On note aussi la présence de plusieurs McLaren, une marque très présente dans la collection, sous différentes formes et époques. Des Formule 1 aux Can-Am en passant par les Indy Car et jusqu'aux récentes MP4-12C des catégories GT. Si certaines ont gardé leur robe orange chère à l'officine britannique, c'est parce que Bruce McLaren himself le désirait. Et pour cause, à l'époque des courses diffusées en noir et blanc, c'était les plus voyantes… Malin. Si l'on devait s'arrêter sur l'un des modèles de la marque, ce serait probablement la superbe F1 GTR Long-Tail. Son palmarès n'est pas le plus prestigieux (à l'époque, Mercedes et sa redoutable CLK GTR battait la mesure), mais elle reste, au goût de Roald et pour probablement beaucoup d'autres, l'une des plus belles voitures de course de l'histoire. Petite anecdote, la pièce la plus surprenante reste un énorme engin incapable de dépasser les 80 km/h… Il s'agit d'un bus Mercedes O 317, le Gulf-JW Transporter. Commandé par l'équipe Porsche en 1971, il transporta notamment la 917 au Mans la même année… Le plus impressionnant, dans cette collection inestimable, réside dans l'entretien et l'utilisation de ces voitures. Oui, chaque modèle, même ancien est prêt à être “roulé”. En dehors des salons, on peut notamment apercevoir quelques pièces prendre la route lors d'événements comme le Festival of Speed de Goodwood, le Monaco Historic ou bien évidemment Le Mans Classic. Roald lui-même a d'ailleurs pris le volant de certaines d'entre elles. Et lorsqu'on lui demande ce qu'il préfère, sa réponse est digne d'un parent incapable de choisir son “chouchou”. Il nous avoue quand même : « Je dois dire que la Porsche 908/3 ayant remporté la Targa Florio m'a tout simplement époustouflé. Cette voiture est si puissante et si légère… C'est vraiment comme conduire un kart sous stéroïdes ! » . Il a également une pensée émue pour cette 917 (encore elle), qui selon lui transpire l'élégance et la puissance d'une très forte manière. Il apprécie également que certaines des McLaren soit utilisables, via quelques modifications, sur la route.
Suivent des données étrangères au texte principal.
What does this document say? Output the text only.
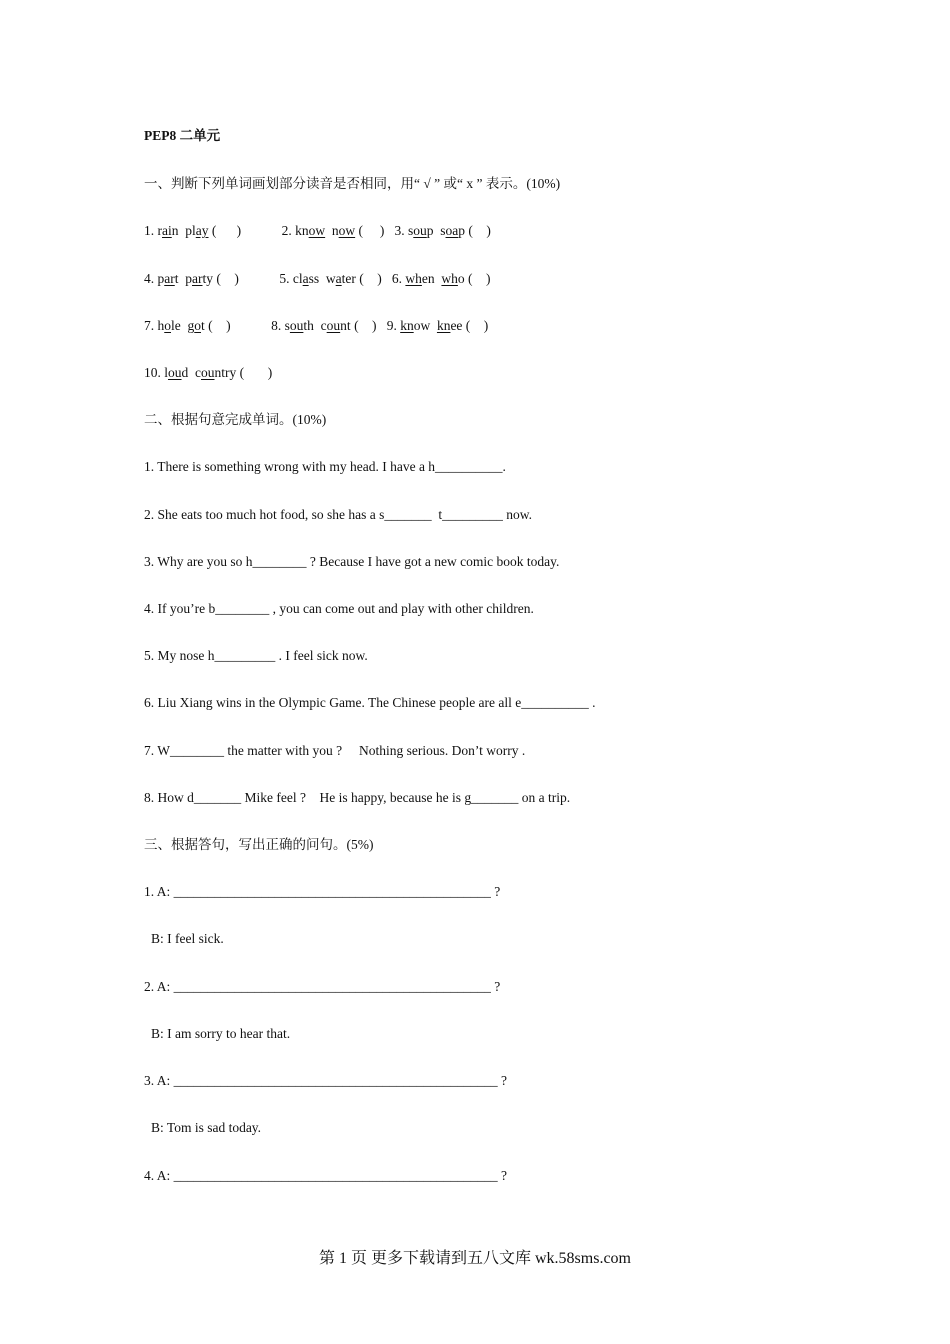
PEP8 二单元
一、判断下列单词画划部分读音是否相同，用“ √ ” 或“ x ” 表示。(10%)
1. rain play (      )	2. know now (     ) 3. soup soap (    )
4. part party (    )	5. class water (    ) 6. when who (    )
7. hole got (    )	8. south count (    ) 9. know knee (    )
10. loud country (       )
二、根据句意完成单词。(10%)
1. There is something wrong with my head. I have a h__________.
2. She eats too much hot food, so she has a s_______  t_________ now.
3. Why are you so h________ ? Because I have got a new comic book today.
4. If you’re b________ , you can come out and play with other children.
5. My nose h_________ . I feel sick now.
6. Liu Xiang wins in the Olympic Game. The Chinese people are all e__________ .
7. W________ the matter with you ?     Nothing serious. Don’t worry .
8. How d_______ Mike feel ?    He is happy, because he is g_______ on a trip.
三、根据答句，写出正确的问句。(5%)
1. A: _______________________________________________ ?
B: I feel sick.
2. A: _______________________________________________ ?
B: I am sorry to hear that.
3. A: ________________________________________________ ?
B: Tom is sad today.
4. A: ________________________________________________ ?
第 1 页 更多下载请到五八文库 wk.58sms.com
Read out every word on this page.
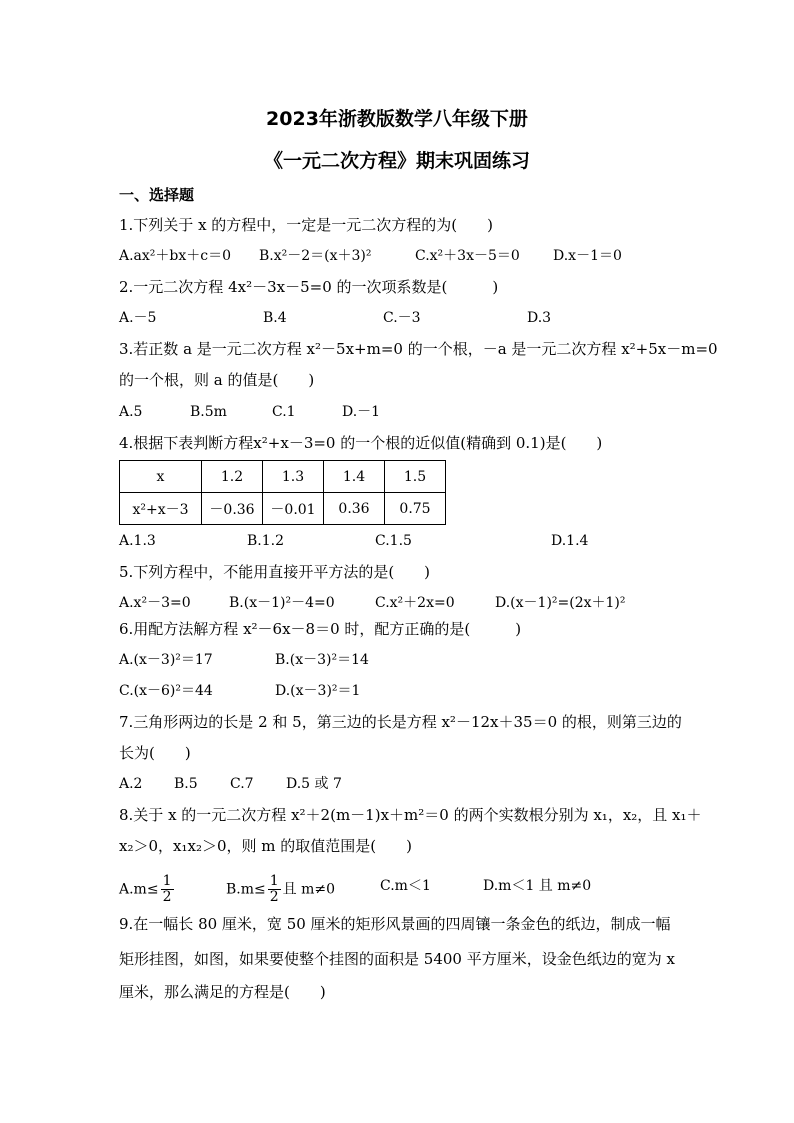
2023年浙教版数学八年级下册
《一元二次方程》期末巩固练习
一、选择题
1.下列关于 x 的方程中，一定是一元二次方程的为(　　)
A.ax²＋bx＋c＝0 B.x²－2＝(x＋3)²	C.x²＋3x－5＝0 D.x－1＝0
2.一元二次方程 4x²－3x－5=0 的一次项系数是(　　　)
A.－5	B.4	C.－3	D.3
3.若正数 a 是一元二次方程 x²－5x+m=0 的一个根，－a 是一元二次方程 x²+5x－m=0
的一个根，则 a 的值是(　　)
A.5	B.5m	C.1	D.－1
4.根据下表判断方程x²+x－3=0 的一个根的近似值(精确到 0.1)是(　　)
x	1.2	1.3	1.4	1.5
x²+x－3	－0.36	－0.01	0.36	0.75
A.1.3	B.1.2	C.1.5	D.1.4
5.下列方程中，不能用直接开平方法的是(　　)
A.x²－3=0	B.(x－1)²－4=0	C.x²＋2x=0	D.(x－1)²=(2x＋1)²
6.用配方法解方程 x²－6x－8＝0 时，配方正确的是(　　　)
A.(x－3)²＝17	B.(x－3)²＝14
C.(x－6)²＝44	D.(x－3)²＝1
7.三角形两边的长是 2 和 5，第三边的长是方程 x²－12x＋35＝0 的根，则第三边的
长为(　　)
A.2 B.5 C.7 D.5 或 7
8.关于 x 的一元二次方程 x²＋2(m－1)x＋m²＝0 的两个实数根分别为 x₁，x₂，且 x₁＋
x₂＞0，x₁x₂＞0，则 m 的取值范围是(　　)
$A.m\le \frac{1}{2}$	$B.m\le \frac{1}{2}$ 且 m≠0	C.m＜1	D.m＜1 且 m≠0
9.在一幅长 80 厘米，宽 50 厘米的矩形风景画的四周镶一条金色的纸边，制成一幅
矩形挂图，如图，如果要使整个挂图的面积是 5400 平方厘米，设金色纸边的宽为 x
厘米，那么满足的方程是(　　)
En un peu plus de dix ans, il a réussi à rassembler les modèles les plus marquants de cette industrie. Une vraie performance

Pratique pour se rendre sur les circuits sans un imposant transporteur… C'est donc l'histoire d'un gamin un peu rêveur, et qui a eu la chance de finalement la vivre. Roald Goethe possède aujourd'hui tout un pan de l'histoire de la compétition automobile. En un peu plus de dix ans, il a réussi à rassembler les modèles les plus marquants de cette industrie, sous les couleurs de son plus grand amour. Gulf continue d'exister, et si sa présence n'est plus de mise dans certaines compétitions, la marque existe encore. Devenue lifestyle, le fameux logo bleu et orange et toutes ses égéries, ont marqué à jamais l'histoire. Une histoire que Roald compte bien faire vivre encore longtemps, d'autant plus que la relève est assurée. Ses fils, Olivier et Benjamin ont eux aussi la compétition dans les veines. Alors que le premier fait ses premiers pas dans le championnat espagnol de Formule 4, le second a fait ses débuts l'an passé en Blancpain Endurance Series. On vous laisse deviner sous quelle bannière. Quant à l'avenir de cette collection, il dépendra de ce que le futur aura à offrir. Mais pour Roald, toutes celles qui méritaient de faire partie du clan l'ont déjà rejoint.